Une liste « indicative » de métiers concernés
Malgré ces chiffres alarmants, il n’est pas sûr que le gouvernement suive les recommandations de l’Anses et réponde à la requête des syndicats. « Le rapport de force est très défavorable aux salariés », constate Jean-Louis Zylberberg, médecin du travail et représentant de la CGT au sein de la commission maladies professionnelles du Coct. Une instance où l’on retrouve également des représentants du Medef, de la Fédération nationale des syndicats d’exploitants agricoles (FNSEA) et du ministère de l’Agriculture. « Ce qui va coincer, c’est le fait d’avoir une liste "indicative" de métiers concernés par ce risque professionnel, et non "limitative", estime Jean-Louis Zylberberg. De même que le délai de prise en charge que nous demandons : 40 ans. »

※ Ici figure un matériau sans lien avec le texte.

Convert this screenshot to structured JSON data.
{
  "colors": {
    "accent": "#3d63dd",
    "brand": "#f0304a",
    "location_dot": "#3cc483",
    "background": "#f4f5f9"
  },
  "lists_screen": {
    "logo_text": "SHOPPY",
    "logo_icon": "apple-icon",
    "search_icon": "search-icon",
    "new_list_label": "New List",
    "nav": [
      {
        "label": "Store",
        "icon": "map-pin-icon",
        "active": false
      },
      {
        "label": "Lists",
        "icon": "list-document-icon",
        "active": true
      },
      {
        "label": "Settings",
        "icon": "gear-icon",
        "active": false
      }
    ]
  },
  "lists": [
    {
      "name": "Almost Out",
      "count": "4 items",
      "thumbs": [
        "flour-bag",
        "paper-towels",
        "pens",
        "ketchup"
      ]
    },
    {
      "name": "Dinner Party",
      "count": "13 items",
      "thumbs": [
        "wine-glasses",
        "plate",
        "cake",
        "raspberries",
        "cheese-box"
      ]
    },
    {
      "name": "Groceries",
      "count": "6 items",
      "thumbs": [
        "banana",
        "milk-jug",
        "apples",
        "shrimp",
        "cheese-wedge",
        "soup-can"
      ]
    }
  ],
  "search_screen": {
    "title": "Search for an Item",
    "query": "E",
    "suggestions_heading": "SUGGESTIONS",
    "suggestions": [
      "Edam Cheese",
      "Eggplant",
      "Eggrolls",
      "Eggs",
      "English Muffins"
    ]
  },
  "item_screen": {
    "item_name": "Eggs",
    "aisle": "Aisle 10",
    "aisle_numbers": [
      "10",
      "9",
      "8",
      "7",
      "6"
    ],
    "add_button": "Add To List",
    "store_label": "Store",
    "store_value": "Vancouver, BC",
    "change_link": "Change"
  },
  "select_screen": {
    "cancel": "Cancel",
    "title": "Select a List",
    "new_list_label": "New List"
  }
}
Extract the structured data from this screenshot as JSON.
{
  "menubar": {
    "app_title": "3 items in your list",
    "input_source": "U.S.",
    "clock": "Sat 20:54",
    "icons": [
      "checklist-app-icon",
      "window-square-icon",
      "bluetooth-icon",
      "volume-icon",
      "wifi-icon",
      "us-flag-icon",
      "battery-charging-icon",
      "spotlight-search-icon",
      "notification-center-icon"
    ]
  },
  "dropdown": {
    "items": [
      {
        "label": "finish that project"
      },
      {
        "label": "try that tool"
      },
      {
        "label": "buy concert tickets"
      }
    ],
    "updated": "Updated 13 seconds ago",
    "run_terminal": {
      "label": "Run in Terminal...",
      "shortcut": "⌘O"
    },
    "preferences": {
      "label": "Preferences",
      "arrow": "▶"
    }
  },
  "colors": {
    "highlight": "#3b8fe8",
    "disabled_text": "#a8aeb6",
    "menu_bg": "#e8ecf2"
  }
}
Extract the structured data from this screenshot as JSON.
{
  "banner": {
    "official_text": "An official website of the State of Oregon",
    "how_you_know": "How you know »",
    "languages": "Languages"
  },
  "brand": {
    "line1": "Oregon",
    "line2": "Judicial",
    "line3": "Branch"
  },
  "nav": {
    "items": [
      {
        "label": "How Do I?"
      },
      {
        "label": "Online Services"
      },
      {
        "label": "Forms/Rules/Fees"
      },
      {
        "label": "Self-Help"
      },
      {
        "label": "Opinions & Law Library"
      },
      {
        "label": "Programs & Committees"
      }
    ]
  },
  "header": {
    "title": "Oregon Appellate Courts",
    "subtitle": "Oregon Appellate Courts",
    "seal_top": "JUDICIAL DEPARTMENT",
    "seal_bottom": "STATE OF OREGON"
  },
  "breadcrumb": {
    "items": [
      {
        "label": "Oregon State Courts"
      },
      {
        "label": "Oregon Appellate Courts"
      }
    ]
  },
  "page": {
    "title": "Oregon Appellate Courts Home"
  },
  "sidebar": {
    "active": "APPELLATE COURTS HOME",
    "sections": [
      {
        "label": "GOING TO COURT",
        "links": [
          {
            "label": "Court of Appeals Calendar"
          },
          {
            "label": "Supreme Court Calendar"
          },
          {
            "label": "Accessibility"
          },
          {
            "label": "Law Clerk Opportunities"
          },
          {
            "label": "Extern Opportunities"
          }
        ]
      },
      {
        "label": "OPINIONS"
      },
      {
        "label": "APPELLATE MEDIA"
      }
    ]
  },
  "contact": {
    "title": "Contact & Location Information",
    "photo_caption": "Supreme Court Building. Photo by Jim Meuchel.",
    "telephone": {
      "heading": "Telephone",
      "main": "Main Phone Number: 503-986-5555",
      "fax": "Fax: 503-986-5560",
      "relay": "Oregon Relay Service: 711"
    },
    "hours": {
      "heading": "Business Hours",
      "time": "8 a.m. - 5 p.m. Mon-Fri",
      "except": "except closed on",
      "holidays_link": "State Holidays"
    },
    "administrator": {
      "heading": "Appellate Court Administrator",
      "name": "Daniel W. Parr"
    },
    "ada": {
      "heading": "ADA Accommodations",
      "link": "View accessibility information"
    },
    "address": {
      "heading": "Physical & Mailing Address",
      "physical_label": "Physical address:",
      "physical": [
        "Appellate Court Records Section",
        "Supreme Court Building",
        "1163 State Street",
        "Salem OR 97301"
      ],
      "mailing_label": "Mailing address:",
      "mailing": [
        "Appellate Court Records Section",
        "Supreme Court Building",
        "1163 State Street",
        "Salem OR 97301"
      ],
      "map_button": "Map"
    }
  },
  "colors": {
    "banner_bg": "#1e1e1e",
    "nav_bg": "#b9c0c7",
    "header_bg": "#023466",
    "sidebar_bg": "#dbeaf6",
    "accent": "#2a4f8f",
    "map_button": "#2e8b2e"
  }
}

Aujourd’hui, très peu de reconnaissances
Plutôt pessimiste, il ne pense pas qu’il y aura un nouveau tableau, mais plutôt des recommandations ajoutées dans le guide pour les comités régionaux de reconnaissance des maladies professionnelles (CRRMP). « Ce sont eux qui instruisent les demandes de reconnaissance pour les maladies hors tableaux », précise le médecin. Mais les démarches qu’impose le recours aux CRRMP sont complexes et clairement rédhibitoires, a fortiori pour des personnes malades. « La présomption d’origine professionnelle de la maladie ne s’applique pas contrairement au système de reconnaissance par tableaux, souligne l’Anses. La personne doit alors apporter la preuve du lien direct et/ou essentiel entre sa maladie et l’exercice habituel de son travail. » Résultat : le nombre de demandes de reconnaissance du cancer de la prostate en maladie professionnelle est particulièrement faible – douze entre 2011 et 2018. Le nombre de cancers reconnus encore plus : trois entre 2011 et 20183 .
- 1Au total, le cancer de la prostate représente aujourd'hui 25 % des cancers masculins. Il est le premier cancer tous sexes confondus. Un homme sur 8 développera un cancer de la prostate avant l'âge de 75 ans, selon l’Association française d’urologie.
- 2Pour l’Anses, il faudrait également insérer un tableau dans le régime agricole. Mais ce sera à la Commission supérieure des maladies professionnelles en agriculture (Cosmap) de statuer.
- 3Chiffres issus de l’avis de l’Anses et du rapport de l’Inserm.